- Active: 1941 - 1942
- Country: Soviet Union
- Branch: Red Army
- Type: Division
- Role: Infantry
- Engagements: Battle of the Kerch Peninsula

Commanders
- Notable commanders: Col. Yakov Lvovich Steyman Col. Kasim Mukamedyarovich Mukamedyarov

= 398th Rifle Division =

The 398th Rifle Division was raised in 1941 as an infantry division of the Red Army, and served briefly during the Second World War in that role. The division followed a very similar combat path to that of the 396th Rifle Division in that unit's 1st formation. It was first formed in August in the Transcaucasus Military District. In January, 1942 it was moved to the Crimea where it joined the 44th Army in Crimean Front. On May 8, now in the 51st Army, it came under attack by the German 11th Army as part of Operation Trappenjagd and within days it was destroyed in the Kerch peninsula, being officially disbanded on May 19 after one of the briefest careers of any Soviet division. The 398th was never reformed.

==Formation==
The 398th began forming on August 19, 1941, at Kirovabad, Azerbaijan, in the Transcaucasus Military District. Its order of battle, based on the first wartime shtat (table of organization and equipment) for rifle divisions, was as follows:
- 821st Rifle Regiment
- 824th Rifle Regiment
- 826th Rifle Regiment
- 958th Artillery Regiment
- 176th Antitank Battalion
- 186th Antiaircraft Battery (later 682nd Antiaircraft Battalion)
- 680th Mortar Battalion
- 457th Reconnaissance Company
- 676th Sapper Battalion
- 846th Signal Battalion
- 480th Medical/Sanitation Battalion
- 473rd Chemical Protection (Anti-gas) Company
- 510th Motor Transport Company
- 245th Field Bakery
- 820th Divisional Veterinary Hospital
- 1453rd Field Postal Station
- 725th Field Office of the State Bank
Col. Yakov Lvovich Steyman was assigned to command of the division on the day it formed, and he would remain in command until March 13, 1942. It continued forming under the military district headquarters into November when it was assigned to 51st Army but remained under the military district.

===Battle of the Kerch Peninsula===
In late January the 398th crossed into Crimea via the ice road that had been built across the Kerch Strait, and was assigned to 44th Army which was subordinated to the new Crimean Front on January 28. On March 14 Col. Steyman was replaced in command by Col.

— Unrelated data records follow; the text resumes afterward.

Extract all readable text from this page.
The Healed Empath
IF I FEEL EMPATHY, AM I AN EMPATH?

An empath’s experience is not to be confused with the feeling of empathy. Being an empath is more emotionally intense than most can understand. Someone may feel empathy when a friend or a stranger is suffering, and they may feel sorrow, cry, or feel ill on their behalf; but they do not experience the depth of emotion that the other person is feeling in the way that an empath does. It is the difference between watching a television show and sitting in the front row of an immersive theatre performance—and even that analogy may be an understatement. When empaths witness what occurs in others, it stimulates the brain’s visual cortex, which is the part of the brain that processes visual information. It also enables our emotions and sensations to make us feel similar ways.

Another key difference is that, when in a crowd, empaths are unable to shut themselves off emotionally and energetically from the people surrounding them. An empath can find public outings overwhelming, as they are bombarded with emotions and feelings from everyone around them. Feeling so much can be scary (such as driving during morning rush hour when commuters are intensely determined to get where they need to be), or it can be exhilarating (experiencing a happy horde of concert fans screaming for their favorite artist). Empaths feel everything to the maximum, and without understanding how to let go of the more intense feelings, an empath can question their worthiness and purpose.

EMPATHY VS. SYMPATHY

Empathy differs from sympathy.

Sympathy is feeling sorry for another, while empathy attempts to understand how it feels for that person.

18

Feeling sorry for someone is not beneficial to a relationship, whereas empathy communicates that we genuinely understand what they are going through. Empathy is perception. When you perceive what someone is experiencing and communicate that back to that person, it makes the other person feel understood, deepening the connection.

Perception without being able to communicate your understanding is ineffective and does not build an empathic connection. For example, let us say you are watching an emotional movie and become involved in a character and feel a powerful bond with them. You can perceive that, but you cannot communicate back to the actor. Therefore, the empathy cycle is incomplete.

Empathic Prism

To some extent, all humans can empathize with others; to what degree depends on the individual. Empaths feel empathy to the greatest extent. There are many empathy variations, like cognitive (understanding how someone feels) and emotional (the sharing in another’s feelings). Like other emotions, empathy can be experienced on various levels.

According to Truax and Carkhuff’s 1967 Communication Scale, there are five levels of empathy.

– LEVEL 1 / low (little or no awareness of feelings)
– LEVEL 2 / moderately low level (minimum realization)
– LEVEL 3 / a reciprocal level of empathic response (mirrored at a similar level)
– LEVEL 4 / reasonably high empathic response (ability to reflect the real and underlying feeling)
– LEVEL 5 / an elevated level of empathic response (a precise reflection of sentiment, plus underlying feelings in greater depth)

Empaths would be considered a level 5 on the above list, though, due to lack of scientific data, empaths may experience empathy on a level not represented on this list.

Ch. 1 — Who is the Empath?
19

Kasim Mukamedyarovich Mukamedyarov. By April 1 it had returned to 51st Army, which had done most of the fighting in the four offensives conducted by the Front between February 27 and April 11 and had suffered casualties accordingly.

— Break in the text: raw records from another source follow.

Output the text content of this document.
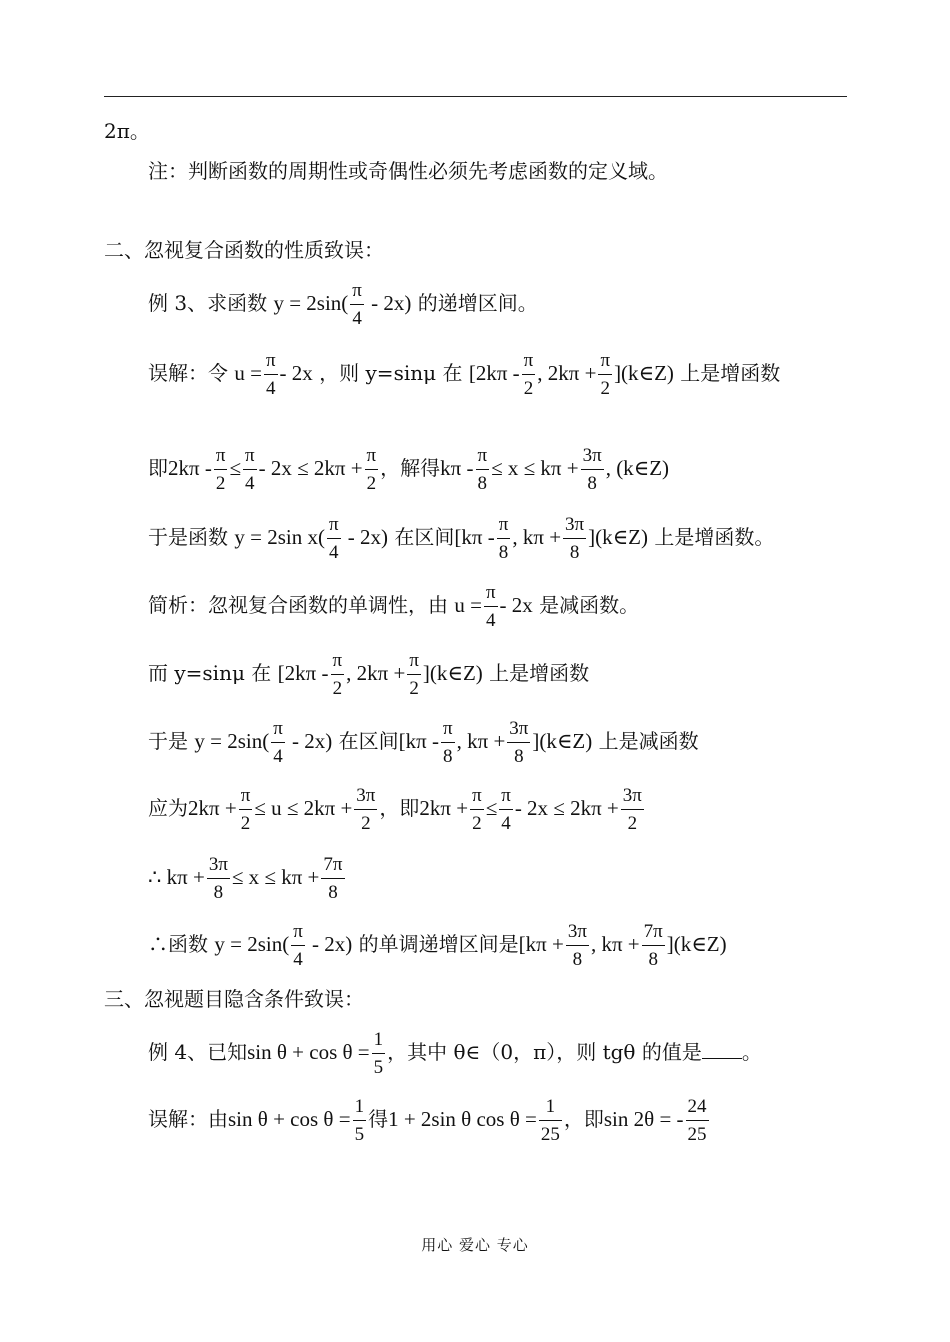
2π。
注：判断函数的周期性或奇偶性必须先考虑函数的定义域。
二、忽视复合函数的性质致误：
例 3、求函数 $y = 2\sin( \frac{\pi}{4} - 2x)$ 的递增区间。
误解：令 $u = \frac{\pi}{4} - 2x$ ，则 y=sinμ 在 [$2k\pi - \frac{\pi}{2}$ , $2k\pi + \frac{\pi}{2}$ ](k∈Z) 上是增函数
即$2k\pi - \frac{\pi}{2} \le \frac{\pi}{4} - 2x \le 2k\pi + \frac{\pi}{2}$ ，解得$k\pi - \frac{\pi}{8} \le x \le k\pi + \frac{3\pi}{8}$ , (k∈Z)
于是函数 y = 2sin $x( \frac{\pi}{4} - 2x)$ 在区间[$k\pi - \frac{\pi}{8}$ , $k\pi + \frac{3\pi}{8}$ ](k∈Z) 上是增函数。
简析：忽视复合函数的单调性，由 $u = \frac{\pi}{4} - 2x$ 是减函数。
而 y=sinμ 在 [$2k\pi - \frac{\pi}{2}$ , $2k\pi + \frac{\pi}{2}$ ](k∈Z) 上是增函数
于是 $y = 2\sin( \frac{\pi}{4} - 2x)$ 在区间[$k\pi - \frac{\pi}{8}$ , $k\pi + \frac{3\pi}{8}$ ](k∈Z) 上是减函数
应为$2k\pi + \frac{\pi}{2} \le u \le 2k\pi + \frac{3\pi}{2}$ ，即$2k\pi + \frac{\pi}{2} \le \frac{\pi}{4} - 2x \le 2k\pi + \frac{3\pi}{2}$
∴ $k\pi + \frac{3\pi}{8} \le x \le k\pi + \frac{7\pi}{8}$
∴函数 $y = 2\sin( \frac{\pi}{4} - 2x)$ 的单调递增区间是[$k\pi + \frac{3\pi}{8}$ , $k\pi + \frac{7\pi}{8}$ ](k∈Z)
三、忽视题目隐含条件致误：
例 4、已知$\sin \theta + \cos \theta = \frac{1}{5}$ ，其中 θ∈（0，π），则 tgθ 的值是 。
误解：由$\sin \theta + \cos \theta = \frac{1}{5}$ 得1 + 2sin θ $\cos \theta = \frac{1}{25}$ ，即sin 2θ = - $\frac{24}{25}$
用心 爱心 专心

Before the fourth offensive ended the commander of German 11th Army, General Erich von Manstein, began planning an operation to destroy all three armies of Crimean Front in one stroke. Operation Trappenjagd would initially target the 44th Army, which was defending a sector about 6 km long with five rifle divisions and two tank brigades. Although defenses in depth had been prepared, almost all the rifle units were deployed within 3 km of the front line. When the attack began on May 8 German airstrikes quickly achieved air superiority and a 10-minute artillery preparation on the first-line divisions of the Army began at 0415 hours. Meanwhile, a flotilla of assault boats landed a German force 1,500m behind the anti-tank ditch across the Parpach Narrows to disrupt the second echelon defenses. Overnight the ditch was bridged, and late on the 9th Manstein was able to commit the 22nd Panzer Division which by the middle of the next day reached the Sea of Azov, cutting off the 51st Army as well as the remnants of the 44th. The 398th was caught up in this mayhem and while some of its men were among the approximately 50,000 evacuated from Crimea to the Taman Peninsula, most were killed or captured and the division was officially stricken from the Red Army order of battle just a few days later on May 19.